While the client had assumed that annotating the rasps on the poles would result in a consistent interpretation, they had asked members of the iMerit team independently to annotate these poles. This would have resulted in an inconsistent labeling process, but iMerit figured out how to solve it by leveraging a feature in the annotation tool that allowed annotators to assign a set of images to a unique operator. 

Edge Case 4 The Rungs

This way, one operator was annotating all of the images in a series, which corrected the inconsistencies. This level of professional input around the annotation workflow is another example of why a centralized annotation workforce with experience is superior to a crowdsourced annotation workforce. 

Crowdsourced vs Service Provider: Who is Better with Edge Cases?

When working without a centralized annotative process, there will be inconsistencies in the labeling. In each of the above scenarios, iMerit’s experience was the difference between solving the edge case and suffering from it. After years of annotating 1BN+ images, iMerit teams have developed workflows that leverage outside-the-box thinking that cutting-edge autonomous technology demands. 

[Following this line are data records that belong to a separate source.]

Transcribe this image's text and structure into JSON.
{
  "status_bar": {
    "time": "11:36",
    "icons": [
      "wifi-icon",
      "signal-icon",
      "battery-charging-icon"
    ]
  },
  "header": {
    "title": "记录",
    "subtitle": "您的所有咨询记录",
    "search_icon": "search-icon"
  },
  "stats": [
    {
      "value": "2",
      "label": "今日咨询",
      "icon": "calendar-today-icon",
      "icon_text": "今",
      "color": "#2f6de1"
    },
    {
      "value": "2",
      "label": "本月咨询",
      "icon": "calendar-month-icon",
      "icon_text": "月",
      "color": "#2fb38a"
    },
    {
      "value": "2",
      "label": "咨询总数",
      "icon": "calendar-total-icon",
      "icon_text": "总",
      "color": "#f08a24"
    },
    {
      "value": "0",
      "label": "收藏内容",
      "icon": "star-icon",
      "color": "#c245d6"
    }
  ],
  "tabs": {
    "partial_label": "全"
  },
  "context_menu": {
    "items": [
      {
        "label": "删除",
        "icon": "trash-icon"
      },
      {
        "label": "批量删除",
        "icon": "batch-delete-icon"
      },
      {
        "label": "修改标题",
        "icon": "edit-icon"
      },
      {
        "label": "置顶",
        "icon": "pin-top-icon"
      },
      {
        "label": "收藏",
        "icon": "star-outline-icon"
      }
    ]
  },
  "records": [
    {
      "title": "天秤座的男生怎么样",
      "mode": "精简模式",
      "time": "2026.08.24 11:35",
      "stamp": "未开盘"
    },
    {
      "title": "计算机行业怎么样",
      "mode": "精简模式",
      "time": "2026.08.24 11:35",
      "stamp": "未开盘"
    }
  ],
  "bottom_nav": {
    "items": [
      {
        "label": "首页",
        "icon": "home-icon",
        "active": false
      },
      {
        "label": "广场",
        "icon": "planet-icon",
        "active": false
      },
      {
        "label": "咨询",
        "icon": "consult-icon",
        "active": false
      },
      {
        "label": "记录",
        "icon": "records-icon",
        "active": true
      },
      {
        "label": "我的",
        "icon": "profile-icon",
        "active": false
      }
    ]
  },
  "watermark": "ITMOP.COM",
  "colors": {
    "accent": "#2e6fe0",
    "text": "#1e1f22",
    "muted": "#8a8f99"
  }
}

Working with clients, iMerit can ask operators to annotate in unique ways to solve a certain edge case. Understanding a client’s needs is paramount to the success of their AI/ML project. Often time edge cases are a sign of a bigger problem on the client’s side. In the above “Clear or Cloudy” example, the client’s assumption that the image of the sky was the only way for the model to interpret the conditions wasn’t optimal. 

Had that client been working with a crowdsourced workforce, the workforce would most likely have not challenged this assumption, and would’ve spent the client’s time and resources annotating the images accordingly in a way that wouldn’t have performed as intended once fed into the model. The same applies across all edge cases, in that the centralized annotation workforce ended up solving much of the issue.

Conclusion

Edge cases will continue to be autonomous technology’s biggest challenge. The difference between solving or suffering from it will come down almost exclusively to the annotation process that informs the autonomous models in their operation. The above examples are barely the tip of the iceberg in terms of what iMerit has solved in the past and will continue solving in the coming years. 

If an AI or ML model isn’t performing as expected, the devil is almost certainly in the data. Finding that devil, however, requires expertise, patience, and manpower to not only detect the cause of malperformance but also rectify it. Edge cases are usually just the tip of the iceberg, and iMerit has the expertise to help you.